Invictus. “Only Clint Eastwood would make an inspirational sports movie without the big halftime pep talk.”

Me and Orson Welles. “One of the most exciting moments in 20th-century theater.”

The Princess and the Frog. “Cab Calloway crossed with Mephistopheles.”

Serious Moonlight. “Sideways approach.”

The Slammin’ Salmon. “I never thought Beerfest would look good in retrospect.”

Earth Days. “A moment to look back rather than prognosticate.”

Sonicsgate. “Won’t bring the team back, but it provides some catharsis.”
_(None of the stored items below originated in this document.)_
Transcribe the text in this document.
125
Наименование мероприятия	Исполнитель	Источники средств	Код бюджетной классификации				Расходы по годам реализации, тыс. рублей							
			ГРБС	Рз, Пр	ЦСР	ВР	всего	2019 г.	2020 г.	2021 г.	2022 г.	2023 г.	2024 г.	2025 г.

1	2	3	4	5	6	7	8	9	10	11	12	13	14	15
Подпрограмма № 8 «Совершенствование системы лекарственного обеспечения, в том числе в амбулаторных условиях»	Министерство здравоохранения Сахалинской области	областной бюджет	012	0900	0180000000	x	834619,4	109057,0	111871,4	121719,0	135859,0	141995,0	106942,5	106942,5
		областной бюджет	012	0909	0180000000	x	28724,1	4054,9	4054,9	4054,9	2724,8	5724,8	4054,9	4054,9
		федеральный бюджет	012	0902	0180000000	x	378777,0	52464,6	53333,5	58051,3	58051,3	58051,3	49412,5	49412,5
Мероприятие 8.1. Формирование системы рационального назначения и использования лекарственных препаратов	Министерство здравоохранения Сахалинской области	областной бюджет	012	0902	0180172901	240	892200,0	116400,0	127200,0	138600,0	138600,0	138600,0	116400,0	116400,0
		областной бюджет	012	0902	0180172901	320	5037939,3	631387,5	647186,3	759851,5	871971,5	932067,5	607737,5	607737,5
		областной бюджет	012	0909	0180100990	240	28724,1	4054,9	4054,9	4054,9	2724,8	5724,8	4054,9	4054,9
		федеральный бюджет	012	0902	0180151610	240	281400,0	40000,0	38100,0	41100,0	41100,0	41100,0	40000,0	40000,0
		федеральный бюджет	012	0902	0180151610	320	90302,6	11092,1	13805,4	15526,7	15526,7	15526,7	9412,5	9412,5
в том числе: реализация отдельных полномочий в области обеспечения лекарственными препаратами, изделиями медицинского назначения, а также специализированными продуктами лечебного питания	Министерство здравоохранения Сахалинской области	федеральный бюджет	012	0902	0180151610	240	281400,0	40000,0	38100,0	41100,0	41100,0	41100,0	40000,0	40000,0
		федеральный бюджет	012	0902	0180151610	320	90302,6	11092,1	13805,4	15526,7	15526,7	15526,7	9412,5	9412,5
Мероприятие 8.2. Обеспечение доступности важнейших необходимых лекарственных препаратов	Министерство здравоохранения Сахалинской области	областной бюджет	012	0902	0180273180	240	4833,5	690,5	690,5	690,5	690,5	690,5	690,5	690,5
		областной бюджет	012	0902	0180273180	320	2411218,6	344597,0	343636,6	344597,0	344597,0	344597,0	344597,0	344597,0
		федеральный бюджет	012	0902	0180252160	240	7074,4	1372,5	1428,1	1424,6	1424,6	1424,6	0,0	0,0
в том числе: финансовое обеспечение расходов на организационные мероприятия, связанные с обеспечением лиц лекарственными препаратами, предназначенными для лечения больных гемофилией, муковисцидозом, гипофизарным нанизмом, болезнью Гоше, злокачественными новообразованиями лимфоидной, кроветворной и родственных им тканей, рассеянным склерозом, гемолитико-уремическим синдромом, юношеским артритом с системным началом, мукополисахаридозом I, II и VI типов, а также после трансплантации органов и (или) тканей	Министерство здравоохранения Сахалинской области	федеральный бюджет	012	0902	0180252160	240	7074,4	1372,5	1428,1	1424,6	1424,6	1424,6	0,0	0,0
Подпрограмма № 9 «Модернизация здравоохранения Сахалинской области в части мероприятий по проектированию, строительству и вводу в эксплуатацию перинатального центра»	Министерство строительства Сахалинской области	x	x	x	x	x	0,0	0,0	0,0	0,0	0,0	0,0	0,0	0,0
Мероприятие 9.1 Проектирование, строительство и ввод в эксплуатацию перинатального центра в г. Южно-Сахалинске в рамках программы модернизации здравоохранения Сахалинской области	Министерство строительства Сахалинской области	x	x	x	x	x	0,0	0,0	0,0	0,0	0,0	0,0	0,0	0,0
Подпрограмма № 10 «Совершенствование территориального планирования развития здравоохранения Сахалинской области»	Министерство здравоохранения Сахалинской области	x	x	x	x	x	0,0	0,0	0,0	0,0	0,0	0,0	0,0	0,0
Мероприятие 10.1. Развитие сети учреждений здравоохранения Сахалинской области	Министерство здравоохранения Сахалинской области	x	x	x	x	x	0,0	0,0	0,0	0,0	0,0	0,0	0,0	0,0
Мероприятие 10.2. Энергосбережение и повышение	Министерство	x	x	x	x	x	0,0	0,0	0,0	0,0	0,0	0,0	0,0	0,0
I show up tonight on the Seattle Channel’s Art Zone in Studio with Nancy Guppy. Talking Sunday at 4 on a panel on exploitation, at Fantagraphics Books. And Monday morning at 10, an hour of 2009’s best films on KUOW-FM.

Thursday, Dec. 17, join us for the fifth annual “Critics Wrap,” a panel talk on the best movies of 2009. 7 p.m., Frye Art Museum, free; the participants are Jim Emerson, Kathleen Murphy, and Andrew Wright. And me. There is no getting rid of me.

Movie Diary 11/30/2009

Shockproof (Douglas Sirk, 1949). A Sam Fuller script, given an architectural treatment by Sirk – it’s a real Jim Thompsonesque storyline, too, about a parole officer (Cornel Wilde) falling for his newest charge (Patricia Knight, actually Mrs. Wilde in real life at the time).

Serious Moonlight (Cheryl Hines, 2009). A script by the late Adrienne Shelley, but maybe, under ordinary circumstances, the kind of script that never gets past the writing stage. Still, a reminder that Tim Hutton is an actor. (full review 12/11)

The Strip (Jameel Khan, 2009). Guys at an electronics store; decent music score. (full review 12/4)

Brothers (Jim Sheridan, 2009). Remake of Suzanne Bier’s 2004 film, with some admirable moments in acting and a curious shift in emphasis in a couple of spots. (full review 12/4)

That Hamilton Woman (Alexander Korda, 1940). Olivier and Leigh, in liaison and war, timed to reverberate with WWII. If you’re going to do historical romance, this is the way to do it.